Atazanavir/cobicistat

Combination of
- Atazanavir: HIV protease inhibitor
- Cobicistat: Cytochrome P450 (CYP3A) inhibitor

Clinical data
- Trade names: Evotaz
- AHFS/Drugs.com: Professional Drug Facts
- License data: US DailyMed: Atazanavir_and_cobicistat;
- ATC code: J05AR15 (WHO) ;

Legal status
- Legal status: UK: POM (Prescription only); US: ℞-only; EU: Rx-only;

Identifiers
- CAS Number: 2446322-19-4;
- KEGG: D10753;

= Atazanavir/cobicistat =

Combination drug for HIV

Atazanavir/cobicistat (ATV/c), sold under the brand name Evotaz, is a fixed-dose combination antiretroviral medication used to treat and prevent HIV/AIDS. It contains atazanavir and cobicistat. Atazanavir is an HIV protease inhibitor and cobicistat is an inhibitor of cytochrome P450 (CYP) enzymes of the CYP3A family.
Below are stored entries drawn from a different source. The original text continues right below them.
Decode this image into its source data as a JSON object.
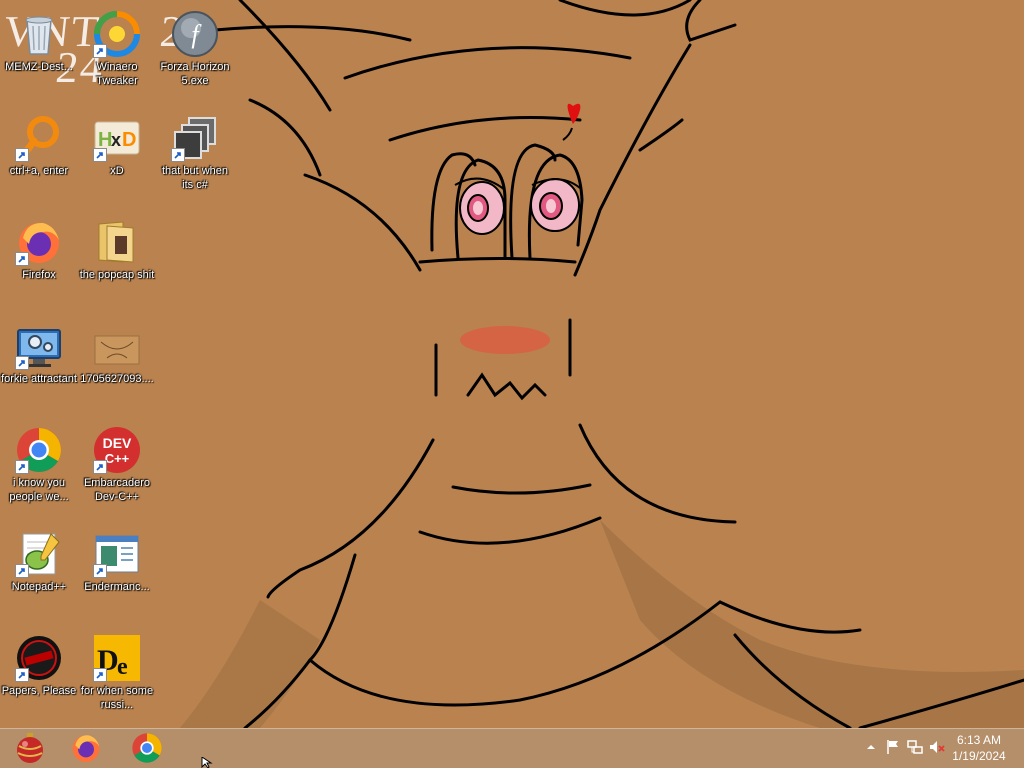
{
  "desktop": {
    "watermark": {
      "line1": "VNT",
      "line2": "2",
      "line3": "24"
    },
    "icons": [
      {
        "label": "MEMZ-Dest...",
        "icon": "recycle-bin-icon",
        "shortcut": false
      },
      {
        "label": "Winaero Tweaker",
        "icon": "winaero-tweaker-icon",
        "shortcut": true
      },
      {
        "label": "Forza Horizon 5.exe",
        "icon": "flash-player-icon",
        "shortcut": false
      },
      {
        "label": "ctrl+a, enter",
        "icon": "orange-magnifier-icon",
        "shortcut": true
      },
      {
        "label": "xD",
        "icon": "hxd-icon",
        "shortcut": true
      },
      {
        "label": "that but when its c#",
        "icon": "stacked-windows-icon",
        "shortcut": true
      },
      {
        "label": "Firefox",
        "icon": "firefox-icon",
        "shortcut": true
      },
      {
        "label": "the popcap shit",
        "icon": "folder-icon",
        "shortcut": false
      },
      {
        "label": "forkie attractant",
        "icon": "computer-settings-icon",
        "shortcut": true
      },
      {
        "label": "1705627093....",
        "icon": "image-file-icon",
        "shortcut": false
      },
      {
        "label": "i know you people we...",
        "icon": "chrome-icon",
        "shortcut": true
      },
      {
        "label": "Embarcadero Dev-C++",
        "icon": "dev-cpp-icon",
        "shortcut": true
      },
      {
        "label": "Notepad++",
        "icon": "notepad-plus-plus-icon",
        "shortcut": true
      },
      {
        "label": "Endermanc...",
        "icon": "window-app-icon",
        "shortcut": true
      },
      {
        "label": "Papers, Please",
        "icon": "papers-please-icon",
        "shortcut": true
      },
      {
        "label": "for when some russi...",
        "icon": "de-app-icon",
        "shortcut": true
      }
    ]
  },
  "taskbar": {
    "pinned": [
      {
        "name": "start-orb",
        "icon": "christmas-ornament-icon"
      },
      {
        "name": "firefox",
        "icon": "firefox-icon"
      },
      {
        "name": "chrome",
        "icon": "chrome-icon"
      }
    ],
    "tray": {
      "icons": [
        "show-hidden-icons-icon",
        "action-center-flag-icon",
        "network-icon",
        "volume-muted-icon"
      ],
      "time": "6:13 AM",
      "date": "1/19/2024"
    }
  },
  "colors": {
    "wallpaper_bg": "#b9824f",
    "taskbar_bg": "#b48f6a",
    "label_text": "#ffffff"
  }
}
Atazanavir/cobicistat was approved by the Food and Drug Administration (FDA) for medical use in United States in January 2015. It was authorized for medical use in the European Union in July 2015.

== Medical uses ==
Atazanavir/cobicistat is indicated for use in combination with other antiretroviral agents for the treatment of HIV‑1 infection in people weighing at least 35 kg.